Comme ce rigorisme futile est ordinairement accompagné d’une grande paresse d’esprit et fait profession d’être sans curiosité, on a généralement négligé et même ignoré, en dehors des communions protestantes, les travaux intellectuels qui s’opéraient dans leur sein. On ne connaît guère toute une littérature réformée qui se publie à côté de nous. Sermons, apologies, controverses, romans religieux, monographies, biographies, livres d’histoire enfin, il s’est composé entre Genève et Paris, depuis quinze ou vingt ans, bon nombre d’ouvrages de toutes sortes, nullement indignes de l’attention publique. Dans ces écrits, le bon et surtout l’excellent est rare comme partout, mais il y a très peu de mauvais. On y peut critiquer une certaine monotonie d’idées et de manières, de la raideur, de la froideur, moins d’imagination que de sens, enfin, pour le fond, plus d’élévation que d’étendue dans la pensée ; mais le ton de la sincérité et de la conviction, la gravité, un profond sentiment moral, une instruction solide, une constance intellectuelle qui se défend des engouemens et des dérèglemens de la fantaisie contemporaine, une honorable fidélité aux vrais intérêts de l’humanité, à ces intérêts dont le premier est la dignité de l’homme, voilà ce qui recommande ces productions, et même les plus médiocres. Quelques-unes doivent être particulièrement distinguées.
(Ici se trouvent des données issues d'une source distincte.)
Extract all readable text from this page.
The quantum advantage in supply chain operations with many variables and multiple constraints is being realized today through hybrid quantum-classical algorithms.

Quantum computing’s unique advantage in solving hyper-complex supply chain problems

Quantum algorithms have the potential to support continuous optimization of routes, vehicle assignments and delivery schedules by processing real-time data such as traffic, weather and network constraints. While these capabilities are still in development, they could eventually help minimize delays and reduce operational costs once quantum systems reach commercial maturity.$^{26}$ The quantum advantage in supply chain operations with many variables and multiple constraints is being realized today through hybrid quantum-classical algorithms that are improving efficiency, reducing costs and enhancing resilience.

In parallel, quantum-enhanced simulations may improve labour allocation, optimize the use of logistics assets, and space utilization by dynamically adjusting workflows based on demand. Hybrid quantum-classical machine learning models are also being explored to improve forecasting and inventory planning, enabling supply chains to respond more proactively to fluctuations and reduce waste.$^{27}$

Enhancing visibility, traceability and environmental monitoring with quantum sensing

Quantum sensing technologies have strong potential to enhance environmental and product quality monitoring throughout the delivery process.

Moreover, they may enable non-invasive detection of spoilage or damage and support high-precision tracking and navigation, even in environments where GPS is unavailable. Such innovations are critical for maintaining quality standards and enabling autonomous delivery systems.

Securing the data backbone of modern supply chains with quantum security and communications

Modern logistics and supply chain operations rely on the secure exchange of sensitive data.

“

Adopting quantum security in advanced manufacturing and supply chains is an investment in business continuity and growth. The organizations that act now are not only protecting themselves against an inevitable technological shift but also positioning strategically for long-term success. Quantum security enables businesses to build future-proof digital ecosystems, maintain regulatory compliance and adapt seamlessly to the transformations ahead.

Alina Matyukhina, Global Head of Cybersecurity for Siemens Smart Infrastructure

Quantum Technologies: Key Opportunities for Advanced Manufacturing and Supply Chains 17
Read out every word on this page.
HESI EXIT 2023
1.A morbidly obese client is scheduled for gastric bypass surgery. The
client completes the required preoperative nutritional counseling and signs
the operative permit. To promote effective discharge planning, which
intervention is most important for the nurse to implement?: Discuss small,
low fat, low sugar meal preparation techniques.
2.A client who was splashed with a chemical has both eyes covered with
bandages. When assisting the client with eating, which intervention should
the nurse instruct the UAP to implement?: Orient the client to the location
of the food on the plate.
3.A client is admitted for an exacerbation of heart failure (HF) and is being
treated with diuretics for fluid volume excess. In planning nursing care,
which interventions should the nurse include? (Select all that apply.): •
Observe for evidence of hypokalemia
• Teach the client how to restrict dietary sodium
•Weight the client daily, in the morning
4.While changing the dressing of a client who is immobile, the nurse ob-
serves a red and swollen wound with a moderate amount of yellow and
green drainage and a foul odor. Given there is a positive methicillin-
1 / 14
Par exemple, l’Histoire des Protestans de France, par M. de Felice, est un ouvrage bien pensé, bien écrit, dont le seul défaut est le manque de nouveauté d’une grande partie du sujet. Nous ne louerons pas après M. Villemain la remarquable Histoire de la Littérature française à l’étranger, par M. Sayous. Sur un sujet analogue, M. Weiss vient de publier deux volumes très intéressans[1]. Avec des talens divers, un esprit de véritable sagesse brille dans tous ces ouvrages. On trouvera plus de défauts peut-être, mais bien plus d’originalité et d’éclat, dans l’Histoire de la Réformation, par M. Merle d’Aubigné. Cette histoire, un des livres distingués de notre temps, a obtenu un grand succès en Angleterre et en Amérique. Souvent réimprimée et traduite, elle pourrait bien être plus connue

  1. Histoire des Réfugiés protestans de France. 2 vol. in-12.